Existing windfarms have 3,000MW of capacity, but another 9,600MW is in the planning process. A further 6,000MW has planning permission but no funding and on Monday the government announced a £1bn loan package to try to fill that funding gap. It argues that the UK has the largest potential for wind power in Europe and already has more offshore wind installed than any other country.

Miliband has said that climate change poses a greater threat to landscapes than windfarms and that opposing them should be “socially unacceptable”.

Scotland is already home to more than half the UK’s onshore wind capacity and Shetland is a key location. The islands reputedly experience the highest and most consistent wind speeds of any comparable place on earth. One small turbine at Lerwick, known as Betsy, is believed to be the world’s most productive, reaching 59% of its potential output.

The Viking scheme, if approved by ministers, would alone generate a fifth of Scotland’s domestic electricity needs and earn up to £37m a year in profits for Shetland. Manson said yesterday that the scheme had to be large-scale for the energy regulator and National Grid to agree to lay the £300m interconnector cable that would carry the electricity to the mainland. A scheme even half its current size would not be commercially viable.

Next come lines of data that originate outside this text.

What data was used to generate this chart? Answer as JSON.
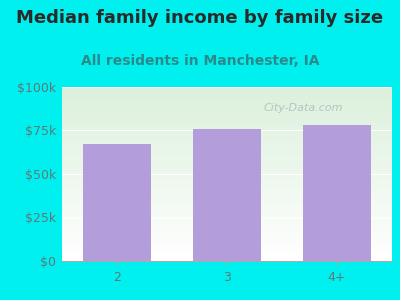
{
  "title": "Median family income by family size",
  "subtitle": "All residents in Manchester, IA",
  "categories": [
    "2",
    "3",
    "4+"
  ],
  "values": [
    67000,
    76000,
    78000
  ],
  "bar_color": "#b39ddb",
  "background_outer": "#00f0f0",
  "title_color": "#2a2a2a",
  "subtitle_color": "#2a8a8a",
  "tick_label_color": "#5a7a7a",
  "ylim": [
    0,
    100000
  ],
  "yticks": [
    0,
    25000,
    50000,
    75000,
    100000
  ],
  "ytick_labels": [
    "$0",
    "$25k",
    "$50k",
    "$75k",
    "$100k"
  ],
  "watermark": "City-Data.com",
  "title_fontsize": 13,
  "subtitle_fontsize": 10,
  "tick_fontsize": 9
}
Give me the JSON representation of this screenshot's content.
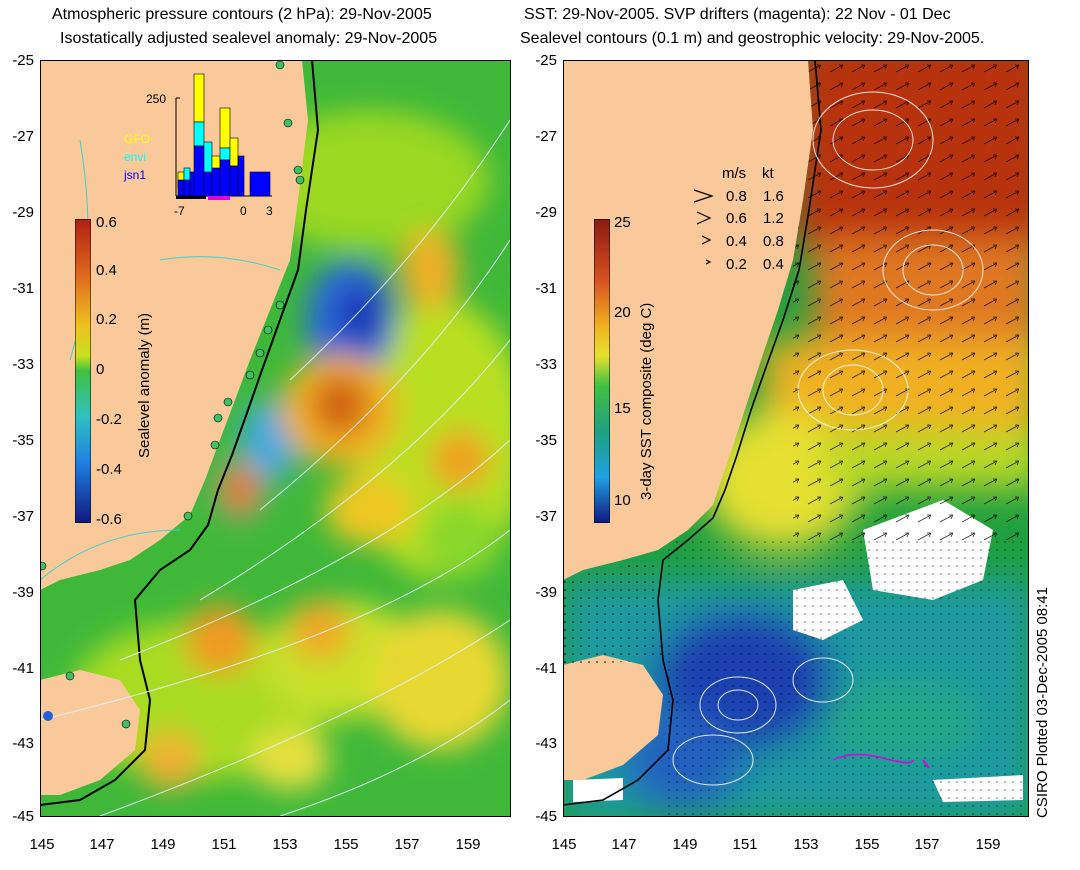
{
  "left_panel": {
    "title_line1": "Atmospheric pressure contours (2 hPa): 29-Nov-2005",
    "title_line2": "Isostatically adjusted sealevel anomaly: 29-Nov-2005",
    "colorbar": {
      "label": "Sealevel anomaly (m)",
      "ticks": [
        "0.6",
        "0.4",
        "0.2",
        "0",
        "-0.2",
        "-0.4",
        "-0.6"
      ]
    },
    "histogram": {
      "ymax_label": "250",
      "legend": [
        {
          "name": "GFO",
          "color": "#ffff00"
        },
        {
          "name": "envi",
          "color": "#00ffff"
        },
        {
          "name": "jsn1",
          "color": "#0000ff"
        }
      ],
      "x_ticks": [
        "-7",
        "0",
        "3"
      ]
    }
  },
  "right_panel": {
    "title_line1": "SST: 29-Nov-2005. SVP drifters (magenta): 22 Nov - 01 Dec",
    "title_line2": "Sealevel contours (0.1 m) and geostrophic velocity: 29-Nov-2005.",
    "colorbar": {
      "label": "3-day SST composite (deg C)",
      "ticks": [
        "25",
        "20",
        "15",
        "10"
      ]
    },
    "velocity_legend": {
      "header_ms": "m/s",
      "header_kt": "kt",
      "rows": [
        {
          "ms": "0.8",
          "kt": "1.6"
        },
        {
          "ms": "0.6",
          "kt": "1.2"
        },
        {
          "ms": "0.4",
          "kt": "0.8"
        },
        {
          "ms": "0.2",
          "kt": "0.4"
        }
      ]
    }
  },
  "axes": {
    "lat_ticks": [
      "-25",
      "-27",
      "-29",
      "-31",
      "-33",
      "-35",
      "-37",
      "-39",
      "-41",
      "-43",
      "-45"
    ],
    "lon_ticks": [
      "145",
      "147",
      "149",
      "151",
      "153",
      "155",
      "157",
      "159"
    ]
  },
  "credit": "CSIRO Plotted 03-Dec-2005 08:41",
  "colors": {
    "land": "#f9c99a",
    "sla_high": "#d9531c",
    "sla_low": "#1f4fd8",
    "sst_warm": "#b52a12",
    "sst_cold": "#1a3aa8",
    "drifter": "#e000e0"
  }
}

But opponents claim that the scheme is far too large and that, with a further 62 miles of access roads, it would significantly affect a fifth of the main island’s desolate interior and industrialise the landscape.

“We can’t simply build our way out of climate change,” said John Hutchison, chairman of the John Muir Trust.

“It is both cheaper and less destructive to reduce energy need and waste, rather than cover the wild landscapes that define Scotland and its people with wind turbines.”